Making the presentation, Brian Nicoll and Charlie Lawrie pointed out that it was part of their social responsibility, and commitment towards helping the needy in the society in which they operate, and expressed satisfaction with the excitement that greeted their support to the orphanage home. “We are thrilled absolutely, about the meeting with this children and the reception that greeted our support to their plight,” Brian pointed out, indicating that some local agents of Tullow had earlier on donated football jerseys and other sports kits to the school, to help them in their sporting activities. The news of the support to the school was received on behalf of the management of the school by Mr. Richard Kweku Sam, on behalf of Bishop Emmanuel Young, Patron of the Orphanage, and noted that after completion of the school's cafeteria, a wooden structure which is currently in a deplorable state, the fencing of the school, coupled with the general expansion of the structures of the school, it would make more classrooms available for the pupils and ease congestion in the classrooms.
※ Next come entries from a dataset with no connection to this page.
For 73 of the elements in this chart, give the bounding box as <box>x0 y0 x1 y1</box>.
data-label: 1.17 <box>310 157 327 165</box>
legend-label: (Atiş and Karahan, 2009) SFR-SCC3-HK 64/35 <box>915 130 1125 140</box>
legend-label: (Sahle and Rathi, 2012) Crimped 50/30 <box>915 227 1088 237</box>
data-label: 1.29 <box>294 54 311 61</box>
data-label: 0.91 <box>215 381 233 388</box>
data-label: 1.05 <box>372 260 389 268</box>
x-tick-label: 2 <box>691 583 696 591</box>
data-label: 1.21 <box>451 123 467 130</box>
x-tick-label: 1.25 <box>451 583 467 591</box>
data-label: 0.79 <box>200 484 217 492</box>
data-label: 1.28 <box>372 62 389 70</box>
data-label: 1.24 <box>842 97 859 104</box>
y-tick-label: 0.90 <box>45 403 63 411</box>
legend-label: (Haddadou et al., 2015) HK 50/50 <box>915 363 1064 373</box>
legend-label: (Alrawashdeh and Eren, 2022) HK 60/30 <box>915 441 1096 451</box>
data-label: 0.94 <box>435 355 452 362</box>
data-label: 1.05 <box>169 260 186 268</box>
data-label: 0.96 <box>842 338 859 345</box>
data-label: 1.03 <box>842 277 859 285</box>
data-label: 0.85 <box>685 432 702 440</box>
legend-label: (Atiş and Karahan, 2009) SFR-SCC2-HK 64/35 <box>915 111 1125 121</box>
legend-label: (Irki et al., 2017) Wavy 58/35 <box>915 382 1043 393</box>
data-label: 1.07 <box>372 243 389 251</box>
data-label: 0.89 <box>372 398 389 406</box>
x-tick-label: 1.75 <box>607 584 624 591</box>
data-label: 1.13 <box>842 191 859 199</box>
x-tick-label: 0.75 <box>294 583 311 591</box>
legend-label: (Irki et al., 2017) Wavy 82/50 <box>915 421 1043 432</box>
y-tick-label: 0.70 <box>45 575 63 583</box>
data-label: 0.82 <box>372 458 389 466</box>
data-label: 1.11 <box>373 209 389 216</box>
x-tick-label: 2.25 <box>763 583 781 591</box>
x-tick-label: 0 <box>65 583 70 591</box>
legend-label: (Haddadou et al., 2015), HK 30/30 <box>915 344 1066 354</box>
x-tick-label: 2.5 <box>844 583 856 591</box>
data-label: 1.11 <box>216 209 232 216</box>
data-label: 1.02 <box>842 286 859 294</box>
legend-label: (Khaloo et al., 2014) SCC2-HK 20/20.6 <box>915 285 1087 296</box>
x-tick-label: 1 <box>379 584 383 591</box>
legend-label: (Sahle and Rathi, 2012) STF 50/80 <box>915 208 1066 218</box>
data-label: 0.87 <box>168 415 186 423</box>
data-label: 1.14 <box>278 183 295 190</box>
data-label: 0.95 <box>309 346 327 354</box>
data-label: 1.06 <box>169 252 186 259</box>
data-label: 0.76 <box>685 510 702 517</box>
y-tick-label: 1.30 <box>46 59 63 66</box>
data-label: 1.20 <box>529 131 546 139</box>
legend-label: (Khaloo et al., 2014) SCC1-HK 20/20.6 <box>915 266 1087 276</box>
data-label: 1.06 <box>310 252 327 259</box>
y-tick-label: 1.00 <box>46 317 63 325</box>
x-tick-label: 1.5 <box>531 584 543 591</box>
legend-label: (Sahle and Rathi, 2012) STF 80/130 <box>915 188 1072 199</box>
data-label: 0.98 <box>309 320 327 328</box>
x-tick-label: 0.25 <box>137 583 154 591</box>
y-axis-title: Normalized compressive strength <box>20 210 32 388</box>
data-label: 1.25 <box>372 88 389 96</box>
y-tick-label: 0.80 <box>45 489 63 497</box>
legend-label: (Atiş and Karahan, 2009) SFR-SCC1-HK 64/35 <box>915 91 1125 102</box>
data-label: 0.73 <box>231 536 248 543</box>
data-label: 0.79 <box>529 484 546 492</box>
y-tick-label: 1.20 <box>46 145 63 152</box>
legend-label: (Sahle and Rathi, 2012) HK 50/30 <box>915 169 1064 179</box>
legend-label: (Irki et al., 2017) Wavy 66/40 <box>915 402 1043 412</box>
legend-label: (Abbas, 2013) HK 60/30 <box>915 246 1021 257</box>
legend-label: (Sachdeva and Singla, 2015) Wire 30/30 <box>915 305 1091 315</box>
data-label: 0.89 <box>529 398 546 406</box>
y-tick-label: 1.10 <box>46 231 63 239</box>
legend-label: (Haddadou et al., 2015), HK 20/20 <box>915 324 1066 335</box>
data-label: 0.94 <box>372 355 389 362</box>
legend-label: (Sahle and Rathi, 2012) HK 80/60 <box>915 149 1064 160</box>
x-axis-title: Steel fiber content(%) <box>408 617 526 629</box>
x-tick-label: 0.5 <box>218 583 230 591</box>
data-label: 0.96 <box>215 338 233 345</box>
He said the pupils would also heave a sigh of relief, since the facilities of their kitchen, dining, and academic environment, would all be in good shape to ensure the wellbeing and proper upbringing of all the orphans living and schooling in the home.

Currently, the school has about three class room blocks, in addition to a church, which has been converted by the management of the school as a classroom block, to take care of the children who are in kindergarten and nursery. One of the volunteers working at the orphanage, Nicki Marshall, who welcomed the Tullow team to the home, commended the team for the kind gesture, and bemoaned the poor facilities being used by the home, while explaining the difficulties which the pupils and their caretakers were going through, as a result of the lack of support.

She described the Tullow team's support as noble, and emphasised that it would go a long way to help reduce some of the difficulties.

Marshall and the management of OCI were grateful to Tullow and its staff, expressing optimism that other reputable organisations in the country would follow suit, to show the same kind gesture to the home, in order to make life there worth living for the abandoned children and orphans. Many orphanages in the country, particularly those in the Western Region, are suffering silently, because of the difficulties under which some of them operate, with a lot of concerns being raised over how the public could support them take care of the abandoned children and the orphans.

These orphanages either lack good facilities, or basic social amenities that should be able to take care of the numerous orphans housed at the various orphanage, therefore making life unbearable. Consequently, some benevolent individuals, institutions and organisations, have taken it upon themselves, working extremely hard, to support in making life worth living for the orphans. In the light of this, Tullow came to the aid of one of such orphanage homes, Orphans Cry International.